Your original orthodontist is often the cheapest option for your first retainer since they already have your records and may include the retainer in your treatment package. Going to a new provider means they’ll need new impressions or scans, which adds to the cost.
Keeping Long-Term Costs Down
The biggest hidden expense with retainers isn’t the retainer itself. It’s replacing retainers you lost, broke, or stopped wearing long enough that your teeth shifted and you need new orthodontic work. A few practical ways to minimize what you spend over the years:
- Store your retainer in its case. Most lost retainers end up wrapped in napkins and thrown away at restaurants. A case eliminates this entirely.
- Consider a Hawley for durability. If aesthetics aren’t your priority, a Hawley retainer’s longer lifespan can save you hundreds in replacement costs compared to clear trays that need swapping every year or two.

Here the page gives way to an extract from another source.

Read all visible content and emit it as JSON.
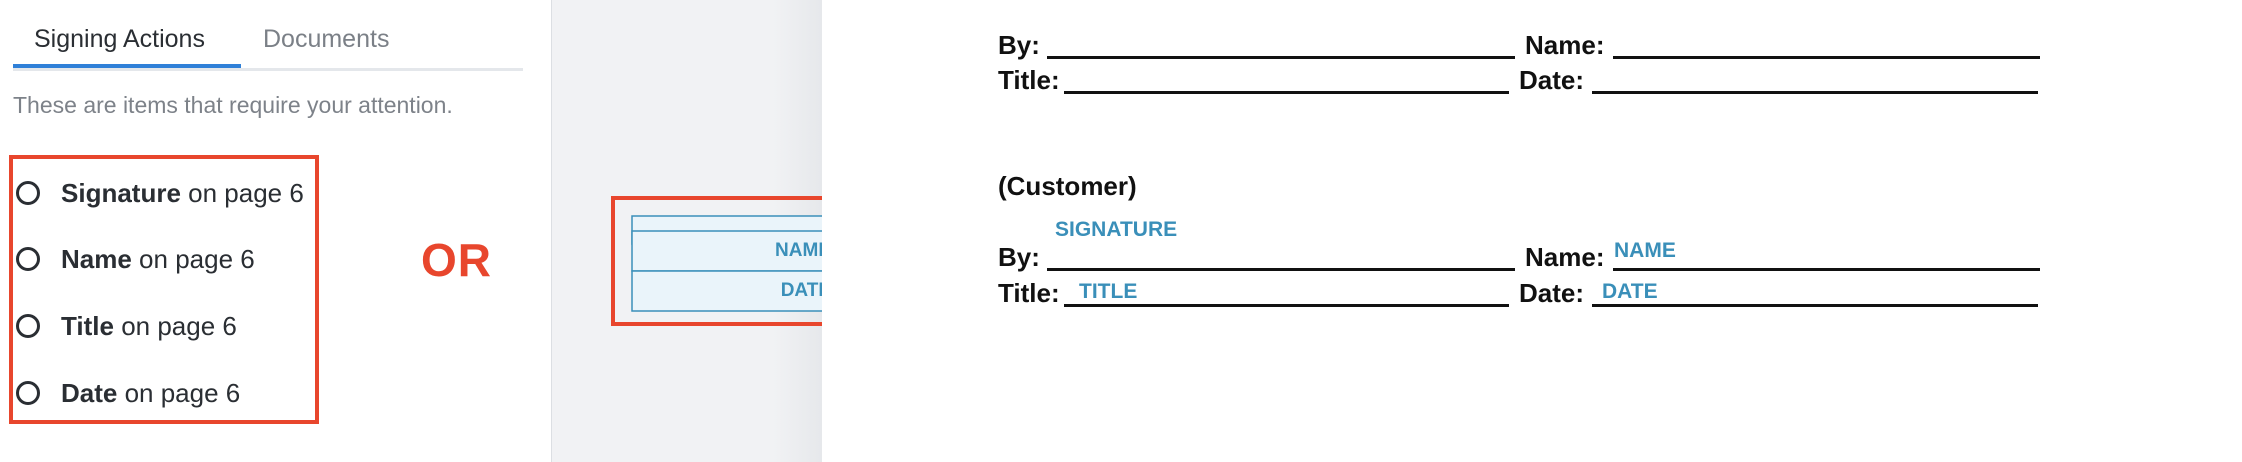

- Ask about bundled pricing. Some orthodontists offer retainer packages that include one or two replacements at a reduced rate. Vivera’s four-set bundle works on this same principle.
- Use mail-order for replacements. If your teeth are stable and you just need a new set of clear trays, an at-home impression kit at $139 beats a $300 to $500 office visit.
Over a five-year span, someone using clear retainers and replacing them every 18 months could spend $300 to $1,000 total. Someone with a single Hawley retainer that holds up well might spend $150 to $350 once and not need a replacement for years. Permanent retainers fall somewhere in between: nothing for years if the bond holds, then a repair bill if it doesn’t.